Current gene therapies fall short on many fronts: the risk of introducing harmful genetic alterations, the lack of tissue-specific delivery systems, along with high manufacturing costs, all mean that very few patients are likely to benefit from these therapies.
The preclinical-stage biotech company Shape Therapeutics (ShapeTX), based in Seattle, Washington, is using artificial intelligence and machine learning to develop RNA-based therapies that are easy to manufacture and can be delivered to specific tissues by using engineered adeno-associated viruses (AAVs).
Francois Vigneault, co-founder and CEO of ShapeTX, has long been fascinated by the smallest of biological entities: viruses. “I rely a lot on first-principle thinking, so I was immediately attracted to the simplicity and power of viruses,” he said.
After 10 years as a maritime warfare officer in the Royal Canadian Navy, Vigneault pursued a career in biosciences. He worked in George Church’s laboratory at Harvard Medical School developing cutting-edge genomic technologies. Together, Vigneault and Church co-founded the startup company AbVitro, which pioneered high-throughput single-cell sequencing to advance therapies for cancer, and for autoimmune and infectious diseases.
AbVitro was acquired by Juno Therapeutics in January 2016 (now part of Bristol Myers Squibb). Not long afterwards, Vigneault and his colleague from the Church lab Prashant Mali, along with John Suliman, co-founded ShapeTX to develop new RNA-targeted therapies for some of the world’s most challenging diseases. “Our goal is to transform patients’ lives by combining large datasets, artificial intelligence and programmable RNA,” Vigneault said.
The COVID-19 pandemic and the successful use of RNA vaccines against SARS-CoV-2 has boosted research into RNA therapeutics. Unlike DNA-based gene therapies, which cause permanent genetic changes in a cell’s nucleus, RNA therapies carry out their activity in the cytoplasm and are more easily manipulated, without the same risk of unintended genetic effects.
When comparing the two approaches, Vigneault uses an analogy: “If you have a computer problem, you don’t go changing the hardware, you install a software update. It’s the same when trying to fix a genetic problem. Rather than fix it at source (DNA editing), you can upload a patch (RNA editing), which is less complex, more efficient and carries less risk.”
ShapeTX’s three key areas of work. RNA editing tools, tissue-specific AAVs and manufacturing technology (end-to-end approach). AAV, adeno-associated viruses; AI, artificial intelligence.
New RNA tools to fix disease
ShapeTX uses a guide RNA that can recruit the cell’s own adenosine deaminase acting on RNA (ADAR) enzymes to edit a precise location on a target RNA. ADARs can correct guanine-to-adenine (G-to-A) mutations, which are the cause of numerous rare diseases and have been linked with larger genetic disorders, including Parkinson’s disease and Alzheimer’s disease.

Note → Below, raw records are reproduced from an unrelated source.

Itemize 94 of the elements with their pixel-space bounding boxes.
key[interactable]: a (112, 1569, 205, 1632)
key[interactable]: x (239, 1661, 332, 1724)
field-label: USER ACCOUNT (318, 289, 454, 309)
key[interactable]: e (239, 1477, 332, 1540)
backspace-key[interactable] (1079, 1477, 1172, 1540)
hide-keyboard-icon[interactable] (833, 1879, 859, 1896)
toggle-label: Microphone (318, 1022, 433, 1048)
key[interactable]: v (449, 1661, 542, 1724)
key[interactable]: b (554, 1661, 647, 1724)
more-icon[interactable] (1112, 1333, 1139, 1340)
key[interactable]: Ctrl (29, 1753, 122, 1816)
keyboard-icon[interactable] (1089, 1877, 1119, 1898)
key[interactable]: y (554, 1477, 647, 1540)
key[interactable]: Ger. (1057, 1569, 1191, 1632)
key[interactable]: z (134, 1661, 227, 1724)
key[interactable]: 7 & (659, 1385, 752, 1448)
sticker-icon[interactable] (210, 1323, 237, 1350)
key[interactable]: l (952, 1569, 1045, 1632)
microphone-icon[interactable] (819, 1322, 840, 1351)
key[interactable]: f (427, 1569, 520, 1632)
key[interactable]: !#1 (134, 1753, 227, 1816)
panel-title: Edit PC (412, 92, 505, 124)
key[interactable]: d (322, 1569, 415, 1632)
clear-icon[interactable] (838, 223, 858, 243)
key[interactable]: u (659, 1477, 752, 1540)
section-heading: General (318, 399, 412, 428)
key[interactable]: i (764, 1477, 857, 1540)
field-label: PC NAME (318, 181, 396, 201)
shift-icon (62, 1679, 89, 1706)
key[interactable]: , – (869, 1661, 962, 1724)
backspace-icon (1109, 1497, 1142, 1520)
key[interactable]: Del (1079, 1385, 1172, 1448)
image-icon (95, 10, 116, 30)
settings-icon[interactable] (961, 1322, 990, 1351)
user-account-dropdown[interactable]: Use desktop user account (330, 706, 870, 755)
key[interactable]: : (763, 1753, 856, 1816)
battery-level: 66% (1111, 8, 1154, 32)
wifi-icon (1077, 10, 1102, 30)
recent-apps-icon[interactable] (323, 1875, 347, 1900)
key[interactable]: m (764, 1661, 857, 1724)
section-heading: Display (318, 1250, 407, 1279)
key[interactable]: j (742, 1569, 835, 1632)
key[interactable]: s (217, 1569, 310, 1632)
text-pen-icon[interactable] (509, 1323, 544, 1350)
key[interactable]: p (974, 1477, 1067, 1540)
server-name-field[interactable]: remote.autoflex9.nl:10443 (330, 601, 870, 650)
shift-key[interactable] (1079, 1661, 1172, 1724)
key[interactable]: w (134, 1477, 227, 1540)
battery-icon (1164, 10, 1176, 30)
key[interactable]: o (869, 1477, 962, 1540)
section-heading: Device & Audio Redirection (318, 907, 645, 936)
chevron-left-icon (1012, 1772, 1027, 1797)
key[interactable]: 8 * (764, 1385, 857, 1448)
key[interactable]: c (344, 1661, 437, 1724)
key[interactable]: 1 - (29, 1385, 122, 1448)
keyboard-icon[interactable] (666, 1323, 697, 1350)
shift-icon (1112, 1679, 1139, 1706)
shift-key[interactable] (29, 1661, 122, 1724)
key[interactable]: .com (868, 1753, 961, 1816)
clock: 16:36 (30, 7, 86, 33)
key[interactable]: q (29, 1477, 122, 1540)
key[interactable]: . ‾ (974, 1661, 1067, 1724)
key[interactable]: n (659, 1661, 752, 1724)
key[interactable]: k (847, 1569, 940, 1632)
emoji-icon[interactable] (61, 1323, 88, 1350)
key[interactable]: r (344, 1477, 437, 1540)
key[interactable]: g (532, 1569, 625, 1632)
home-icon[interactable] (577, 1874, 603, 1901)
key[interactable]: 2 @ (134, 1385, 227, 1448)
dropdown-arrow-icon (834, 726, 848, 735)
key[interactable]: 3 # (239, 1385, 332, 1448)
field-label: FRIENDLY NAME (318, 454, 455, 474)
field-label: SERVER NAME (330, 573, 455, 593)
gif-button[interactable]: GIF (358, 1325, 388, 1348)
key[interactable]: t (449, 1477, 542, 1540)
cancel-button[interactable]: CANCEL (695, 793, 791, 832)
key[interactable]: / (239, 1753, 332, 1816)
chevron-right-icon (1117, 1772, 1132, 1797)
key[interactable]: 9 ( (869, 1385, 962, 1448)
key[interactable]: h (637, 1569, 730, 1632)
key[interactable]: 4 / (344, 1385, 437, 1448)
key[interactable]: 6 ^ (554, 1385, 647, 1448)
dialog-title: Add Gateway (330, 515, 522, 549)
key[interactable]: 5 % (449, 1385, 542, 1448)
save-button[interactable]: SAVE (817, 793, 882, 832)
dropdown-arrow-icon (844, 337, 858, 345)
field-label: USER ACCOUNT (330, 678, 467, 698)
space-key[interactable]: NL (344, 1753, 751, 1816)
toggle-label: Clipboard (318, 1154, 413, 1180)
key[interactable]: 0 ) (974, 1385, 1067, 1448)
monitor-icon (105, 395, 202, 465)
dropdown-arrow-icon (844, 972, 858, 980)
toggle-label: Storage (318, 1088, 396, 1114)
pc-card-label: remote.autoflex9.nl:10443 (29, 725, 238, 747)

The ShapeTX RNA-editing technology has been used to treat a mouse model of Hurler syndrome—the most severe form of the lysosomal storage disease mucopolysaccharidosis type 1—and Duchenne muscular dystrophy1,2.
“Our goal is to provide just the RNA as the software update, without the need for a large protein system like CRISPR relies on, which could be recognized by the immune system as foreign and trigger immunogenicity,” Vigneault explained.
Delivery and manufacturing solutions
In addition to building an arsenal of programmable RNA tools with broad applicability across a wide range of therapeutic areas, ShapeTX is making disruptive changes to improve the delivery and manufacture of gene therapies.
“99% of the viruses and liposomes that are currently used to deliver gene therapies end up in the liver, where they can cause toxicity,” said Vigneault. Researchers at ShapeTX have developed a platform to generate viral vectors that target specific tissues. So far, they have generated AAVs that specifically target the central nervous system and muscle tissue in non-human primates, enabling more-efficient delivery of therapies for brain diseases and muscle disorders, respectively.
Scaling up manufacturing for gene therapies is a major bottleneck for clinical trials. The supply of most gene therapies under development still relies on processes created in the 1970s, requiring huge reactors to produce tiny amounts of product, Vigneault explained. “We’ve re-invented the cells that go into the reactor so they produce a much higher amount and higher quality of product, drastically reducing the cost of treatment.”
ShapeTX has generated stable cell lines for AAV production that outperform standard transient expression methods. The company is planning to build a good manufacturing practice (GMP) facility that can be used by other companies to manufacture their own gene therapies.
ShapeTX is already working in partnership with Roche to advance RNA-editing therapies for Alzheimer’s disease, Parkinson’s disease and other rare disorders, and is eager to establish further collaborations to realize the full potential of its platform technologies. “We see all companies as potential collaborators, not competitors. We want to work with them to get safe and effective treatments to patients faster and at an accessible price point,” Vigneault said.